Radio Frimley Park exists to provide the in-house radio service for Frimley Park Hospital and is a Charitable Incorporated Organisation, registered with the Charity Commission.
The station was founded 48 years ago in 1976. The brainchild of Gordon Cox, it was originally known as “Frimley Park Broadcasting Service”.
With funds provided by the hospital’s League of Friends, following test broadcasts on a couple of evenings a week, the fledgling service launched on 1st October 1976. Over the years, the studio equipment has been replaced and refined, and the broadcasting hours were extended to every evening with longer hours during weekends. The station is affiliated to the Hospital Broadcasting Association, joining over 300 other stations across the country.
Since the early days, Radio Frimley Park has been a feature in the community with its "outside broadcasts", helping to raise funds for the station and awareness of its activities outside the hospital. As the bookings built up, it was decided that Radio Frimley Park should be more mobile, so in the late 1980's the first outside broadcast vehicle was acquired.
Since then the station has had various former ambulances which have been converted into mobile studios. These have been used to provide public address facilities at many outdoor events and generate revenue for the station’s core activities.

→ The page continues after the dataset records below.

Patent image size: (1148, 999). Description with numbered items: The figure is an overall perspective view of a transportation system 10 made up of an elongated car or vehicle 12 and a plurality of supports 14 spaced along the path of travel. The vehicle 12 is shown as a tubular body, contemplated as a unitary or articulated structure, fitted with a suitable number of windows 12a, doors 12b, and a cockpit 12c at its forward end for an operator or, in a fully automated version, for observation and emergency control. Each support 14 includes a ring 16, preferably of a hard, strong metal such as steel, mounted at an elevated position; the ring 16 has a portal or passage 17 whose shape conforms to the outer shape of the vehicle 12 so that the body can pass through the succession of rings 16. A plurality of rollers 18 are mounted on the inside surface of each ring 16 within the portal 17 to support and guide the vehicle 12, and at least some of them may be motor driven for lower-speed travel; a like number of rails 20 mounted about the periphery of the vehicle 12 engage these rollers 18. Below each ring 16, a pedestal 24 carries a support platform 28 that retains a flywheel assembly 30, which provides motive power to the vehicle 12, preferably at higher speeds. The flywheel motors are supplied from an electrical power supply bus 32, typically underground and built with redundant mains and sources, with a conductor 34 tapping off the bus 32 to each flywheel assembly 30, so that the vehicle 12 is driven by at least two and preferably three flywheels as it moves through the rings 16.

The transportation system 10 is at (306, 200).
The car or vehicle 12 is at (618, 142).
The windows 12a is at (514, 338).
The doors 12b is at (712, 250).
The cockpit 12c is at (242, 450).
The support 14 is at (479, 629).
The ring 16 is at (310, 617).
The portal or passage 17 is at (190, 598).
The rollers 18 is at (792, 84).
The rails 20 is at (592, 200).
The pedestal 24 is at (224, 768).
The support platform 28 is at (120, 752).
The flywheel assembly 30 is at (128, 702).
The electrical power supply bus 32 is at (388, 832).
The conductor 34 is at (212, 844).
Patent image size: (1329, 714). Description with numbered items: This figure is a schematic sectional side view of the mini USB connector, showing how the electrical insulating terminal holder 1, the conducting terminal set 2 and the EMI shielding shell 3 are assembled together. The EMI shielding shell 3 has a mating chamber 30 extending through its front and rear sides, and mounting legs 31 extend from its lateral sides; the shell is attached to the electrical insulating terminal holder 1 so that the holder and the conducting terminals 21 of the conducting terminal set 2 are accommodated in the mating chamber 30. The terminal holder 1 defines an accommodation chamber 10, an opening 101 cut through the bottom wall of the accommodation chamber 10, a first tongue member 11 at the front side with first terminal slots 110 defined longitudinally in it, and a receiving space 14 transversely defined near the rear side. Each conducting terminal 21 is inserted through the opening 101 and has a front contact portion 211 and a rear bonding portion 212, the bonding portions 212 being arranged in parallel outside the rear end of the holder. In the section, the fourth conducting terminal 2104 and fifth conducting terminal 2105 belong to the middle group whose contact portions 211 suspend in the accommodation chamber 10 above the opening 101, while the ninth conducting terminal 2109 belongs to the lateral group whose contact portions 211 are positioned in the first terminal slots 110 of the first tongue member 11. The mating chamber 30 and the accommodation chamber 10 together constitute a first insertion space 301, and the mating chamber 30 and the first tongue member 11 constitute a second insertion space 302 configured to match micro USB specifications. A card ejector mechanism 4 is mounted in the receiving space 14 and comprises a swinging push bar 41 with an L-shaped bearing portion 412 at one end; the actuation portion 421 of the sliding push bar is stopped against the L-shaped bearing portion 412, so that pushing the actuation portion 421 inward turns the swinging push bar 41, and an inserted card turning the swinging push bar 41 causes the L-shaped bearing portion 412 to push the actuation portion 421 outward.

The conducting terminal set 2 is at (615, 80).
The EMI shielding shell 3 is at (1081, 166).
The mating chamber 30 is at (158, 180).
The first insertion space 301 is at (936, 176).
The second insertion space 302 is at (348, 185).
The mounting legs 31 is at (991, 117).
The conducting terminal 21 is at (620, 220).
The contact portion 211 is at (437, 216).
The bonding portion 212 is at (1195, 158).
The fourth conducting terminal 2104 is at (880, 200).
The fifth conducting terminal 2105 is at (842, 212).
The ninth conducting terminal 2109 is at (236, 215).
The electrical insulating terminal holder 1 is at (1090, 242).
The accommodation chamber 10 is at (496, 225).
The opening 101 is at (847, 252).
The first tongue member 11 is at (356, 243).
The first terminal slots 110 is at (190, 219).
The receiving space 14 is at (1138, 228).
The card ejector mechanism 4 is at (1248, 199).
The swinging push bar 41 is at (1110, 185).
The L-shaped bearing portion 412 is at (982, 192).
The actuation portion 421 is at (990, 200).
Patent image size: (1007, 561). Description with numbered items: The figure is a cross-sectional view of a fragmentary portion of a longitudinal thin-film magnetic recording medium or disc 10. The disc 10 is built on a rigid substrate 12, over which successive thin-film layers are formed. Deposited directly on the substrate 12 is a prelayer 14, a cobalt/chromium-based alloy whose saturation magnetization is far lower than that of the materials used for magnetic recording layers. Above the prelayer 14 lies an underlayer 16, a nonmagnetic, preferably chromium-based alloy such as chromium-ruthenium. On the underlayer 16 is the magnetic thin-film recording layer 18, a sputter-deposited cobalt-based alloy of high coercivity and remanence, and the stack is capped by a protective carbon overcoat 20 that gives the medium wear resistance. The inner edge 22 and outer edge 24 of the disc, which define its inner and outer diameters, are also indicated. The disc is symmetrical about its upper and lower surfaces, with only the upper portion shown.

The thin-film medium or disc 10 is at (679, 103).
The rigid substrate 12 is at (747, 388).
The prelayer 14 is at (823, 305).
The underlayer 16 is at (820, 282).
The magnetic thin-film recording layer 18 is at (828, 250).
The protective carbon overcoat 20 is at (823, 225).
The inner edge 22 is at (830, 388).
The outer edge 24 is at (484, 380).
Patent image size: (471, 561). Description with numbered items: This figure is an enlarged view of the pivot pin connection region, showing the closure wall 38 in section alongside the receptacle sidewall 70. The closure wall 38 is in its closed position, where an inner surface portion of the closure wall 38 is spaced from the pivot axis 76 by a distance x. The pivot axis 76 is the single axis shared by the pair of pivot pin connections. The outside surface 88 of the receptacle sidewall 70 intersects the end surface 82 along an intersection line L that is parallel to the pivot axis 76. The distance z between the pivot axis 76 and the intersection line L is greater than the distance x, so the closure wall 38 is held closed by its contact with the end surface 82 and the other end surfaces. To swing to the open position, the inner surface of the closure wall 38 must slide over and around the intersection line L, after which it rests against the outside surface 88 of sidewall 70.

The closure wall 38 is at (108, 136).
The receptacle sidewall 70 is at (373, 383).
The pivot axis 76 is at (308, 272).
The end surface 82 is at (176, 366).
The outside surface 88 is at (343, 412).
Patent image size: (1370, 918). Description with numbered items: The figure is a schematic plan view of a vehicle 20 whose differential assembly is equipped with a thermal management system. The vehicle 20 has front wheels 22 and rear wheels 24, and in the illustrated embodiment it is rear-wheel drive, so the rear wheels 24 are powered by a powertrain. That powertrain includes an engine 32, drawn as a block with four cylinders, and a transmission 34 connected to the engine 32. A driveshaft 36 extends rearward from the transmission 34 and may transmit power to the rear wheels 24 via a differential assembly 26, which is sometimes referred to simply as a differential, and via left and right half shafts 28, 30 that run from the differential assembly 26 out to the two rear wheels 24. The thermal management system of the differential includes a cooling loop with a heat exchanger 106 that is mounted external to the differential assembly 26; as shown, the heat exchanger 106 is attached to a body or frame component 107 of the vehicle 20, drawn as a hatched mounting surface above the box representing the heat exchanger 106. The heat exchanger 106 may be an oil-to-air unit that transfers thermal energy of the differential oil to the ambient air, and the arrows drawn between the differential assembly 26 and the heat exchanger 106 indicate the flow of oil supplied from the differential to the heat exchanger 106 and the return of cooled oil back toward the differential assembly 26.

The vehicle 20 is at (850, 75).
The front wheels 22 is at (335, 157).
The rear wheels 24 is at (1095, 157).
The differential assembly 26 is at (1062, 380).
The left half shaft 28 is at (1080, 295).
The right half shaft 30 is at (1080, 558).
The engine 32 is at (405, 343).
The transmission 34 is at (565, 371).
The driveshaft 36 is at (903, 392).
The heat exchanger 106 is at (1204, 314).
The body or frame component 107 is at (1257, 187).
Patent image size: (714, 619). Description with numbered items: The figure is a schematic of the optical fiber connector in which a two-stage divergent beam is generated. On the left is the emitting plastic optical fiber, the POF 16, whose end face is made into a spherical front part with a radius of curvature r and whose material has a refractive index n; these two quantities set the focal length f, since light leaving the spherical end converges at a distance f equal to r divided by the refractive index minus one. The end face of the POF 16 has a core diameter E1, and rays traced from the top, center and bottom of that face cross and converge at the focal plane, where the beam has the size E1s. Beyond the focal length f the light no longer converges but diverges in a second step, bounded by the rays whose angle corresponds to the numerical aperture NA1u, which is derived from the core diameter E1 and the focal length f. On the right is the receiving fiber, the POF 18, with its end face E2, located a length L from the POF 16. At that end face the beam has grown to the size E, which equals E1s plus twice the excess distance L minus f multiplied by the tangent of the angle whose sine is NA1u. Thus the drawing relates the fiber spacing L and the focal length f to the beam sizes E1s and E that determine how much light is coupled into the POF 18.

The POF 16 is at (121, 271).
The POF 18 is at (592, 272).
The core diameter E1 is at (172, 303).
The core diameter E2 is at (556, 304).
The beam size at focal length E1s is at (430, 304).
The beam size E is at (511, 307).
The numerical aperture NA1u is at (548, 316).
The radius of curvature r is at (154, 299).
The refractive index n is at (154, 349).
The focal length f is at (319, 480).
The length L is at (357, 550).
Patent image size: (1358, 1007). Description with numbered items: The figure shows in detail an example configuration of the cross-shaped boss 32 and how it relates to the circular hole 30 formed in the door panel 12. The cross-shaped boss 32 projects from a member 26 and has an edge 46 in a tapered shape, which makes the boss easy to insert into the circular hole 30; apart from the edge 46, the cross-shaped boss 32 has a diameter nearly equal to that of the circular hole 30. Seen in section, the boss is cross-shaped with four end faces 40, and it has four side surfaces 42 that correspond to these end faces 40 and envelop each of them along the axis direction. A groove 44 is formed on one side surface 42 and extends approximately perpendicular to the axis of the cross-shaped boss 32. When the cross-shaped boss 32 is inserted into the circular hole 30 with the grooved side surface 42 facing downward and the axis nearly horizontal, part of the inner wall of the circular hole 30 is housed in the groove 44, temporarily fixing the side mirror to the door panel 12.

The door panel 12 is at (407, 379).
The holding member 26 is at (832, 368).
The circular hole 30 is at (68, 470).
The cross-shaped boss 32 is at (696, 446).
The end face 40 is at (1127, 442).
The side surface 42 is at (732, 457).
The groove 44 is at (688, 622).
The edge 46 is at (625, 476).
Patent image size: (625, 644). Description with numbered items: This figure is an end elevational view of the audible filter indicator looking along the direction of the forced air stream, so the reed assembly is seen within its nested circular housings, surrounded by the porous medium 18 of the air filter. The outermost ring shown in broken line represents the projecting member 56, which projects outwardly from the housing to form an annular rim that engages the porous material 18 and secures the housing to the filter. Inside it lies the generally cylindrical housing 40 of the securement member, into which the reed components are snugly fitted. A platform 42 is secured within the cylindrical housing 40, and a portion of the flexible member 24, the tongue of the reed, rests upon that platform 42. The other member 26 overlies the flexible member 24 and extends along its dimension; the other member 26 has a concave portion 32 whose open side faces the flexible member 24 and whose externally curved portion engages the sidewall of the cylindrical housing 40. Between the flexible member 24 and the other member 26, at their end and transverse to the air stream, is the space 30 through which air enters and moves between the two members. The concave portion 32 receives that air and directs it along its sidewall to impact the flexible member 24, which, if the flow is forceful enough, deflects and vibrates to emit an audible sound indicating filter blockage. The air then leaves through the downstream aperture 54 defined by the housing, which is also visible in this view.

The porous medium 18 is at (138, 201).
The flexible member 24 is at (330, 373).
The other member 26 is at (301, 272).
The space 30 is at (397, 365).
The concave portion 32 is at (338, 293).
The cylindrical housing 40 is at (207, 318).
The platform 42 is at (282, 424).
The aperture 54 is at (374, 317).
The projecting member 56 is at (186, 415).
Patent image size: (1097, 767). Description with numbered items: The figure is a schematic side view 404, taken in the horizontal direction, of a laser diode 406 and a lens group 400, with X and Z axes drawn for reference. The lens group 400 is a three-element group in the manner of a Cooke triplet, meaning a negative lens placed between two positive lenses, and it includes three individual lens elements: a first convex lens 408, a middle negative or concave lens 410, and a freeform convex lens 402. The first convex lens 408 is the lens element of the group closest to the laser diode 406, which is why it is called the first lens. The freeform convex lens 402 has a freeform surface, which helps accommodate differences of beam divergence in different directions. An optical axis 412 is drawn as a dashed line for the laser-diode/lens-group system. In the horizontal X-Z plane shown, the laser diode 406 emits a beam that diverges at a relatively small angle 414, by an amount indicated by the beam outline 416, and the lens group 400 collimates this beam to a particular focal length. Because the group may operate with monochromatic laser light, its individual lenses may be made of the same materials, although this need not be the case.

The station hit a low when, in 1990, the studio was stripped of almost all broadcasting equipment. Although the thieves were caught and convicted and most of the equipment recovered, it had been damaged beyond repair. Following a concerted fundraising effort and with support from the local community in September 1990 Radio Frimley Park was back on the air with a visit from Tom O'Connor, one of the Hospital Broadcasting Association’s show business ambassadors at the time.
In the 21st century, Radio Frimley Park’s principal aims remain what they have always been, to inform, educate and relieve sickness amongst the patients of Frimley Park Hospital. For several years, vigorous fundraising and help and encouragement from the Hospital Trust has meant the station now has a larger and more modern studio and is broadcasting 24 hours a day, every day.